The median existing home price increased for all housing types in December to $232,200, up 4% from December 2015. This marks the 58th consecutive month of year-over-year gains.
“Importantly, and despite the slip in sales, the inventory of homes for sale fell to the lowest level in the 17 years for which data is available,” Nationwide Chief Economist David Berson said. “Looking at just single-family sales, the inventory of home for sale dropped to the second lowest level in the nearly 34 years for which data is available.”
In addition to working at insurance and financial services companie Nationwide, Berson previously served as Fannie Mae’s chief economist, where he worked for more than 20 years.
“This low level of inventories has two significant impacts: It reduces the number of sales as there are fewer homes to be purchased and it pushes up re-sale prices, with the median sales price of existing homes sold up by 5.5% in 2016 – the fifth consecutive year in which prices rose by more than 5%,” Berson said.
Total housing inventory dropped 10.8% in December to 1.65 million existing homes available for sale, the lowest level since NAR began tracking housing supply in 1999. Inventory decreased 6.3% from last year and has fallen for 19 consecutive months to a 3.6-month supply at the current sales pace.
“Housing affordability for both buying and renting remains a pressing concern because of another year of insufficient home construction,” Yun said. “Given current population and economic growth trends, housing starts should be in the range of 1.5 million to 1.6 million completions and not stuck at recessionary levels.”
“More needs to be done to address the regulatory and cost burdens preventing builders from ramping up production,” he said.
In face, one expert stressed that lack of inventory is one of the most important factors holding back home sales.
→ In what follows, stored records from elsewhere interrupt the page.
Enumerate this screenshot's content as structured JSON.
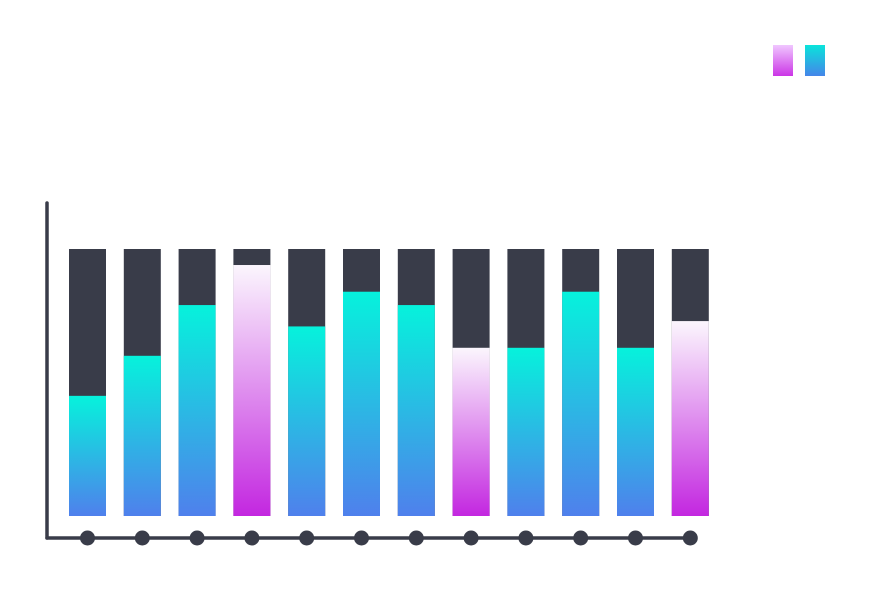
{
  "chart_data": {
    "type": "bar",
    "stacked": true,
    "categories": [
      "",
      "",
      "",
      "",
      "",
      "",
      "",
      "",
      "",
      "",
      "",
      ""
    ],
    "highlight": [
      false,
      false,
      false,
      true,
      false,
      false,
      false,
      true,
      false,
      false,
      false,
      true
    ],
    "values": [
      45,
      60,
      79,
      94,
      71,
      84,
      79,
      63,
      63,
      84,
      63,
      73
    ],
    "ylim": [
      0,
      100
    ],
    "grid": false,
    "legend": {
      "placement": "top-right",
      "entries": 2
    },
    "colors": {
      "track": "#393c49",
      "axis": "#393c49",
      "cyan_top": "#06f2dc",
      "cyan_bottom": "#4f80ec",
      "magenta_top": "#fbf6fd",
      "magenta_bottom": "#c327e0",
      "legend_magenta_top": "#f0c7ff",
      "legend_magenta_bottom": "#cb35e6",
      "legend_cyan_top": "#0ae4db",
      "legend_cyan_bottom": "#4585e9"
    }
  }
}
“Mortgage rates aren’t holding back home sales; the drop in inventory is,” Redfin Chief Economist Nela Richardson countered. “Among homes that sold in December, just shy of one-third, 32.7%, went under contract within two weeks—the largest reduction in inventory in any single month on record.”
First time buyers held steady, making up 32% of the market, the same as November of 2016 and December 2015.
“Constrained inventory in many areas and climbing rents, home prices and mortgage rates means it’s not getting any easier to be a first-time buyer,” Yun said. “It’ll take more entry-level supply, continued job gains and even stronger wage growth for first-timers to make up a greater share of the market.”